In a May 5 opposition to ESPN and Schefter’s motion to dismiss, Pierre-Paul’s attorneys sought to distinguish the facts of his case from Florida Star, Bartnicki and similar cases.

Because the hospital disclosed Pierre-Paul’s medical records to Schefter in violation of Florida and federal (HIPAA) medical privacy laws, and because Schefter knew of the hospital’s illegal disclosure, Schefter “unlawfully obtained” the information and can be subject to liability for the tweet, the attorneys argued. Pierre-Paul is represented by attorneys from Meister Seelig & Fein LLP and Hinshaw & Culbertson LLP.

In a court document filed May 16, attorneys for ESPN and Schefter disputed the argument that Schefter unlawfully obtained the medical records. Decades “of First Amendment case law has consistently held that a journalist does not unlawfully obtain information by allegedly accepting it with knowledge that a source’s disclosure was illegal,” they wrote. For a journalist to have obtained information unlawfully, the journalist must have broken the law in the process of obtaining the information.

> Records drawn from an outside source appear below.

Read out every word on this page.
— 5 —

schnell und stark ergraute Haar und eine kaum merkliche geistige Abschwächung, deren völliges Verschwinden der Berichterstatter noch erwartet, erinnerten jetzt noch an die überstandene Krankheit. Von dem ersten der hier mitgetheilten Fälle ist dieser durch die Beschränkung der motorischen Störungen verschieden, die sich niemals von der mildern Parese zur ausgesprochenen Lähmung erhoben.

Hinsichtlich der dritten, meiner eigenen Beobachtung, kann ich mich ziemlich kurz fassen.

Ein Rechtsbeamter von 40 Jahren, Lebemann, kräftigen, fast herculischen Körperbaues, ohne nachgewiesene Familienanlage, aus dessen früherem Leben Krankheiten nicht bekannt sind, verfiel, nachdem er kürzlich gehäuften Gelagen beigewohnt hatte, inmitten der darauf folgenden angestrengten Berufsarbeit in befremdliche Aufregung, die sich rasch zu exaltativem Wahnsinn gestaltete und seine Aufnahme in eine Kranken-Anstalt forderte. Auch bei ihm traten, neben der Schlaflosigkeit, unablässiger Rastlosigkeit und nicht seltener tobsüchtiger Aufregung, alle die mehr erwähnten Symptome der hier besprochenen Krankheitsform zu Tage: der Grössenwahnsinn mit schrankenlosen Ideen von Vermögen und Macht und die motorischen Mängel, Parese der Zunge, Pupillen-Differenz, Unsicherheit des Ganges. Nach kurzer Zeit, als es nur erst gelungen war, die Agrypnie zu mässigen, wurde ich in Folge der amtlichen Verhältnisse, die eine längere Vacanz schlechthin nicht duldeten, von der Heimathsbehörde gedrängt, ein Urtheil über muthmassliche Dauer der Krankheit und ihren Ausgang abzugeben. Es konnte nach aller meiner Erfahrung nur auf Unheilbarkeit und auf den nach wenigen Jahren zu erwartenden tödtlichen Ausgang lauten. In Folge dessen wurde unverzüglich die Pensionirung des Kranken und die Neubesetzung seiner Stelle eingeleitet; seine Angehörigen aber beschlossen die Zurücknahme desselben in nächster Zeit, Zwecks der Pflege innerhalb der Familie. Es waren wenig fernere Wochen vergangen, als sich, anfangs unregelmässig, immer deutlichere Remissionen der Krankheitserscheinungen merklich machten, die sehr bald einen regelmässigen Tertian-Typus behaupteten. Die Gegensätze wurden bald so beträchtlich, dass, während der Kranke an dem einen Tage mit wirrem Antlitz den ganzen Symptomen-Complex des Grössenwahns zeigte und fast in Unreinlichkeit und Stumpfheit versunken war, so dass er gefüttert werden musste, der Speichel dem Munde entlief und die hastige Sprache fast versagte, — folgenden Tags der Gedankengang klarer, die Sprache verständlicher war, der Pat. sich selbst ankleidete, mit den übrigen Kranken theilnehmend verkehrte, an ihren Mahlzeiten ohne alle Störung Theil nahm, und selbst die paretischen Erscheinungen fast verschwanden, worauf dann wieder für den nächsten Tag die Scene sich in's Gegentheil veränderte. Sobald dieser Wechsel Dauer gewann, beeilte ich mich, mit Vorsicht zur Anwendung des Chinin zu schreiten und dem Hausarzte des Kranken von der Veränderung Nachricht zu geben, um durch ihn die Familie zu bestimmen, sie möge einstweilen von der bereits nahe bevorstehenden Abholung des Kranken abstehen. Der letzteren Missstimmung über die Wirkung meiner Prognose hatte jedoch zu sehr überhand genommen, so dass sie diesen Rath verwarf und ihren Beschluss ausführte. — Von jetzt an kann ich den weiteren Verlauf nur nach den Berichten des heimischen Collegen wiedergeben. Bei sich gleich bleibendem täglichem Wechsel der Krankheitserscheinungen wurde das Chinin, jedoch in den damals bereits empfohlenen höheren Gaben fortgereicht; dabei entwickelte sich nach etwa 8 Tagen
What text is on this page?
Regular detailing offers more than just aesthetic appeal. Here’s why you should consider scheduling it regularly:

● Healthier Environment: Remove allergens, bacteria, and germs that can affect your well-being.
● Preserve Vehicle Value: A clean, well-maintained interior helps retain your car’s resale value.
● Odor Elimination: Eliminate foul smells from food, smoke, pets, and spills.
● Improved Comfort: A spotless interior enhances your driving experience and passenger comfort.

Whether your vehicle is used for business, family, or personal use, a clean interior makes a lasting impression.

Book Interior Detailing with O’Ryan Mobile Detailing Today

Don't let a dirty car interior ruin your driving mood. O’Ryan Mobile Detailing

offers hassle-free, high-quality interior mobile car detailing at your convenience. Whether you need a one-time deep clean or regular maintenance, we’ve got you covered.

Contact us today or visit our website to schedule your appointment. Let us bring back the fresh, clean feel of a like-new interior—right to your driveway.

ESPN and Schefter are represented by attorneys from Thomas & LoCicero PL and Levine Sullivan Koch & Schulz LLP.

In addition to the medical privacy claim, Pierre-Paul also alleges that ESPN and Schefter invaded his privacy by publicly disclosing private facts, because “publication of the chart was highly offensive to a reasonable person of ordinary sensibilities.”

Pierre-Paul’s complaint makes an important distinction between the publication of information from the medical record and publication of the record itself: “The chart, as distinguished from the amputation of plaintiff’s right index finger, was not a matter of legitimate public concern.”

This distinction, Armijo explained, is one “that more plaintiffs are going to latch onto in privacy cases.”

Armijo drew parallels between Pierre-Paul’s suit and Hulk Hogan’s case against Gawker Media, in which a jury recently awarded Hogan $140 million in damages for invasion of privacy after Gawker published a portion of a sex tape involving Hogan.

According to Armijo, “Hogan made the successful argument at the trial level … that even if there was a public interest in his private sex life, and he essentially conceded that because he had gone on Howard Stern and talked about it … there is no public interest in the actual video that Gawker had distributed on its website.

“Jason Pierre-Paul is making basically the same argument,” Armijo said. “It is the idea that even if there is a public interest in the injury, something that he has to concede because of the enormous public interest in the National Football League … there is no interest in his actual medical report.”

In the motion to dismiss, ESPN and Schefter assert that Pierre-Paul’s claim for the publication of private facts must fail because Schefter’s tweet related to a newsworthy matter of public concern. Under Florida law, when a party publishes information relating to a matter of public concern, liability cannot be imposed for the publication of private facts.

According to the motion, Pierre-Paul’s proposition that the information in his medical records is “a matter of public concern” but “an actual picture of the same information embodied in a document is not” is unsupported. The photos in the tweet “amount to no more than photographs of words on a piece of paper and a computer screen stating that plaintiff’s finger had been amputated.”

The opposition to the motion to dismiss countered that the photos included in the tweet revealed more than the amputation. According to Pierre-Paul, the tweet also included information disclosing that he had a skin graft and relating to an “elbow retraction” for a different patient.

According to Powe, plaintiffs have a steep battle when bringing a right of privacy claim. “The right of privacy is much beloved, but not by courts,” he said. “I think that especially true of somebody who is a public figure like Pierre-Paul is.”

Armijo, however, questioned whether the First Amendment will always provide blanket protection to journalists who report on matters of public concern.

“I think that the First Amendment is only going to stand up so tall [in invasion of privacy cases involving celebrities] when the material being shown is related to, but perhaps superfluous to, the issue that is actually the matter of public concern,” he said.